Disfrutaba una cerveza clara y el aroma de un lejano puro de vainilla en uno de los cafetines frente al Conservatorio de las Rosas. Era la tarde perfecta de un verano con muchas reminiscencias. El ocaso doraba las canteras húmedas de la que fue por años mi escuela y mi casa, desde donde se desprendía un arcoíris que comenzaba en un alféizar y derrumbaba el falso mito de que nadie conoce su inicio —o su final—. Estábamos a mitad del verano y aunque el calor sofocaba, bajo la sombra de los álamos del Jardín de las Rosas se paliaba un poco la sensación térmica. El inconfundible aroma de un perfume Versace me hizo voltear. Parada detrás de mí estaba Julieta Wolnik, una chelista canadiense a quien apodé “mi condesa Giulietta Guicciardi”, viejo amor de la juventud, de cuando aún soñaba con ser compositor y combinaba la carrera de medicina con la música. Luego del protocolo y los abrazos, ella comenzó la corta charla:

-Me casé en Montreal con un guitarrista que compone milongas y me fui a Argentina. Vivo en Bariloche desde hace 20 años, pero cuando es invierno allá regreso a Morelia a pasar el verano, no imaginas que duro es el frío en la Patagonia.

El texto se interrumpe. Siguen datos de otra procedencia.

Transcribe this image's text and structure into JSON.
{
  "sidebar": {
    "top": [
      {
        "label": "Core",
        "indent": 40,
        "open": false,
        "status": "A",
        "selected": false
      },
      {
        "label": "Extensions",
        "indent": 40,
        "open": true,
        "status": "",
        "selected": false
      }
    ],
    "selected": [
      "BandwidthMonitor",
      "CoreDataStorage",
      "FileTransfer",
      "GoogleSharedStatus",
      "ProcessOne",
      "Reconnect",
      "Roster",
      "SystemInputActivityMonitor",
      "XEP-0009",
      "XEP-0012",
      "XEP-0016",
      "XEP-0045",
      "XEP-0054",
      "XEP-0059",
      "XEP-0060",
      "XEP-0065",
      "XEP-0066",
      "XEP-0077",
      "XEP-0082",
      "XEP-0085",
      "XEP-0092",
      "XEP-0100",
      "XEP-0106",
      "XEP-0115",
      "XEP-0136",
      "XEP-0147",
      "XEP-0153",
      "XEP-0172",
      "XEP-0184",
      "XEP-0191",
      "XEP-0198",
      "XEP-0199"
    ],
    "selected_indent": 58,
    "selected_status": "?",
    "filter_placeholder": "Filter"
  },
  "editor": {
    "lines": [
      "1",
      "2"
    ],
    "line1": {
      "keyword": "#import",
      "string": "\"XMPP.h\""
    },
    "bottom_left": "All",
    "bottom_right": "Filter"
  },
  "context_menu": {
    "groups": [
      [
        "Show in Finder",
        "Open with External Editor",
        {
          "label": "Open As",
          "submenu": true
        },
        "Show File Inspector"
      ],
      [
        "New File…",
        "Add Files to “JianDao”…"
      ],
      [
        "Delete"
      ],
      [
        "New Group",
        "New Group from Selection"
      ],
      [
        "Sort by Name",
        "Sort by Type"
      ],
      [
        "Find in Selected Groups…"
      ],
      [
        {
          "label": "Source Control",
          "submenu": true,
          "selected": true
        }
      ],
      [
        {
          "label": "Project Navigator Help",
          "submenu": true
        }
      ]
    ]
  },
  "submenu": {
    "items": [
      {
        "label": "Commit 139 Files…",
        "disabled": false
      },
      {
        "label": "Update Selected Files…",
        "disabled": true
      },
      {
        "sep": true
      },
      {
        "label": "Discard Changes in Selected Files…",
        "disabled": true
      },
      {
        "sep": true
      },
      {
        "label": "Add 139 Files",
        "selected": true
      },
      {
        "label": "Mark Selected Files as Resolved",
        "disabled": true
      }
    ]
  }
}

-Lo sé, hace dos años quedé varado allá en una tormenta de nieve. De haber sabido que vivías en San Carlos te habría buscado.

-¡Imposible!, mi marido es un gaucho cimarrón muy celoso, te hubiese hecho papilla. Alguna vez le conté de ti. Te conoce y sabe que la distancia no cura ni las gripas. Cuando escribiste un artículo —Claro de Luna lo llamaste— en el cual hablabas sobre lo nuestro, casi lo mata un cólico.

-Veo que has estado al tanto.

-Te he espiado un poco en las redes y sé lo de tu piano por mi culpa, y también que tienes un niño que más que ser similar a ti, es clon tuyo , ¿qué edad tiene?

-Cumplió cinco.

-Lo he visto tocar, ojalá no salga un excéntrico como su padre, que va en contra de todo, persiguiendo utopías, ¿recuerdas cuando nos conocimos?, estabas obsesionado con terminar el tercer movimiento de la Sonata 14 de Beethoven.

-Lo recuerdo, las introspecciones son bárbaras, por eso le voy restringir a mi hijo ciertos filósofos hasta donde pueda: nada de Kierkegaard, Camus, Sartré, o Hesse, será más feliz si comienza con los clásicos. Además, por fortuna, cuenta más con el temple taciturno de su madre. Tengo una hija adolescente que para su desgracia, si sacó mi temperamento, cumplió 18 y ya cree que se manda sola, por eso hace tiempo no nos hablamos. Se comporta tal y como yo lo hacía a su edad. Nos tenemos bien tomada la medida y la distancia.

-¿Sabes? También tengo un hijo un poco mayor. Ahí viene. Llega conmigo los veranos a perfeccionar su técnica en el Conservatorio. Es pianista. Por cierto, no se parece en nada a su padre, ni siquiera el gusto por la guitarra heredó. También es un existencialista que promueve la creatividad y la locura como forma de avanzar y se alarma por la insuficiencia de conocimientos filosóficos en la vida diaria del hombre común, que la convierte en un semillero de miserables pretensiosos e hipócritas sin que siquiera se percaten”.

El joven llegó y me extendió la mano con cortesía mientras Julieta Wolknik (para mí la condesa Giulietta de Guicciardi) apagaba su puro y se despedía.

-Chao, espero encontrarte mañana, la próxima semana, o alguna otra tarde, o, tal vez en 20 años, ¿quizás?, aquí, frente a nuestro colegio. Mi hijo está obsesionado con terminar este ciclo el estudio Op 25 No 11 de Chopin antes de regresar a Bariloche y no le gusta perder el tiempo.

Me quedé mudo. Quise explicarle que coincidía con el pensamiento de su hijo, que parte de nuestro infortunio como naciones latinoamericanas es la falta de conocimientos para formarnos juicios y por eso somos presa fácil de cualquier iluminado; que frente a la realidad no hay fórmulas mágicas y sólo la ciencia, el arte y el conocimiento de la historia nos puede salvar con dignidad y unirnos en una sola frontera, en un futuro que tal vez ya no nos toque ver. Pero al mirar de cerca al chico, me vi yo de 22 años, con una camisa del Ché, una boina maoísta, y comencé a sospechar algo del coraje que me profesaba el gaucho. Mejor me quedé callado.